Early phase clinical trials
Our aim is to bring the excellent science in Oxford to cancer patients. Our strategy is to develop new treatments or combinations of treatments through the concepts of ‘synthetic lethality’ and oncogenic vulnerability. To deliver this we have established the infrastructure to perform detailed analyses of tumours before, during and after intervention to select patients; to test our a priori hypotheses; and to better understand the biological effects of treatment.

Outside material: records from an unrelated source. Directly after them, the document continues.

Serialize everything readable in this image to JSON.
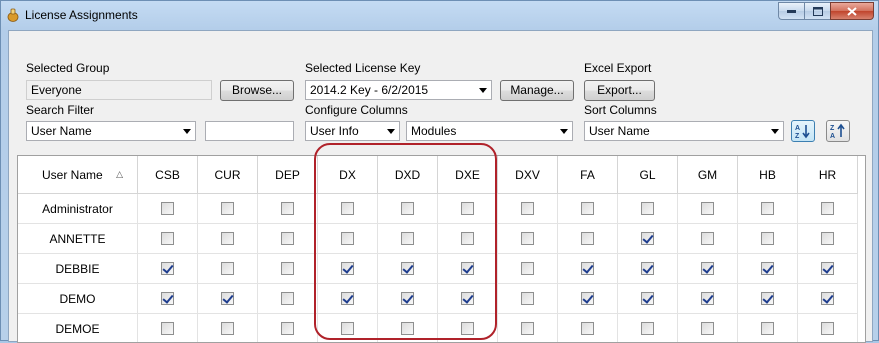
{
  "window": {
    "title": "License Assignments"
  },
  "filters": {
    "selected_group_label": "Selected Group",
    "selected_group_value": "Everyone",
    "browse_button": "Browse...",
    "license_key_label": "Selected License Key",
    "license_key_value": "2014.2 Key - 6/2/2015",
    "manage_button": "Manage...",
    "excel_export_label": "Excel Export",
    "export_button": "Export...",
    "search_filter_label": "Search Filter",
    "search_filter_value": "User Name",
    "search_text_value": "",
    "configure_columns_label": "Configure Columns",
    "configure_columns_value1": "User Info",
    "configure_columns_value2": "Modules",
    "sort_columns_label": "Sort Columns",
    "sort_columns_value": "User Name"
  },
  "grid": {
    "columns": [
      "User Name",
      "CSB",
      "CUR",
      "DEP",
      "DX",
      "DXD",
      "DXE",
      "DXV",
      "FA",
      "GL",
      "GM",
      "HB",
      "HR"
    ],
    "rows": [
      {
        "user": "Administrator",
        "checks": [
          false,
          false,
          false,
          false,
          false,
          false,
          false,
          false,
          false,
          false,
          false,
          false
        ]
      },
      {
        "user": "ANNETTE",
        "checks": [
          false,
          false,
          false,
          false,
          false,
          false,
          false,
          false,
          true,
          false,
          false,
          false
        ]
      },
      {
        "user": "DEBBIE",
        "checks": [
          true,
          false,
          false,
          true,
          true,
          true,
          false,
          true,
          true,
          true,
          true,
          true
        ]
      },
      {
        "user": "DEMO",
        "checks": [
          true,
          true,
          false,
          true,
          true,
          true,
          false,
          true,
          true,
          true,
          true,
          true
        ]
      },
      {
        "user": "DEMOE",
        "checks": [
          false,
          false,
          false,
          false,
          false,
          false,
          false,
          false,
          false,
          false,
          false,
          false
        ]
      }
    ]
  }
}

We look to deliver smaller trials involving subsets of patients. These have the ability to change patient care, by focussing our efforts on tightly defined clinical populations to maximise differences in outcome, moving away from one-size-fits-all phase 3 trials with purely correlative translational studies. Through the Oncology Clinical Trials Office (OCTO; setting up studies to run in centres all around Europe) and the Early Phase Clinical Trials Unit (EPCTU; running trials in the Oxford Cancer and Haematology Centre) we have established one of the largest academic early phase trials portfolios in Europe.
Recently we have seen incredible advances in the treatment of advanced melanoma. The challenges now are to understand why not all patients benefit from the new drugs at our disposal. Genetic characteristics or signatures are being explored to identify patients who are likely to benefit from particular treatments and to make informed treatment decisions on the best combinations of drugs to use in the clinic.

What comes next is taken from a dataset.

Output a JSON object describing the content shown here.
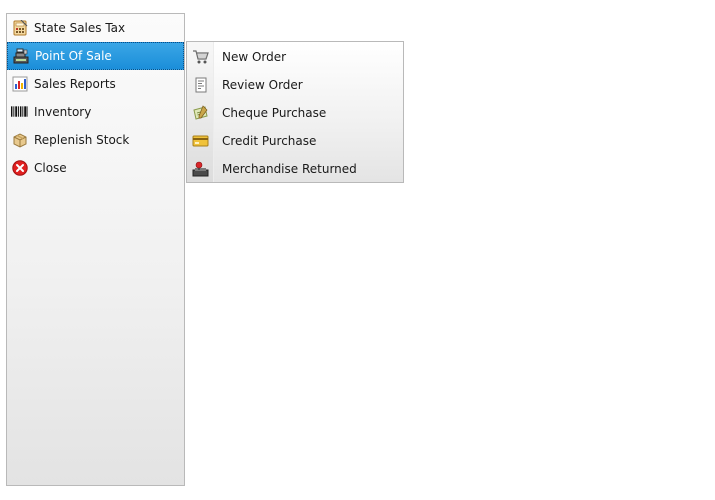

For example, we have defined new combinations of radiotherapy with vandetanib and of paclitaxel with trametinib, and are active in the development of new drugs such as IMCgp100, MLN2480, T-Vec and IMM47. We are looking into biological markers to identify patients most likely to benefit from bevacizumab therapy in the national AVAST-M study, starting with those whose melanoma has a mutation in the BRAF gene.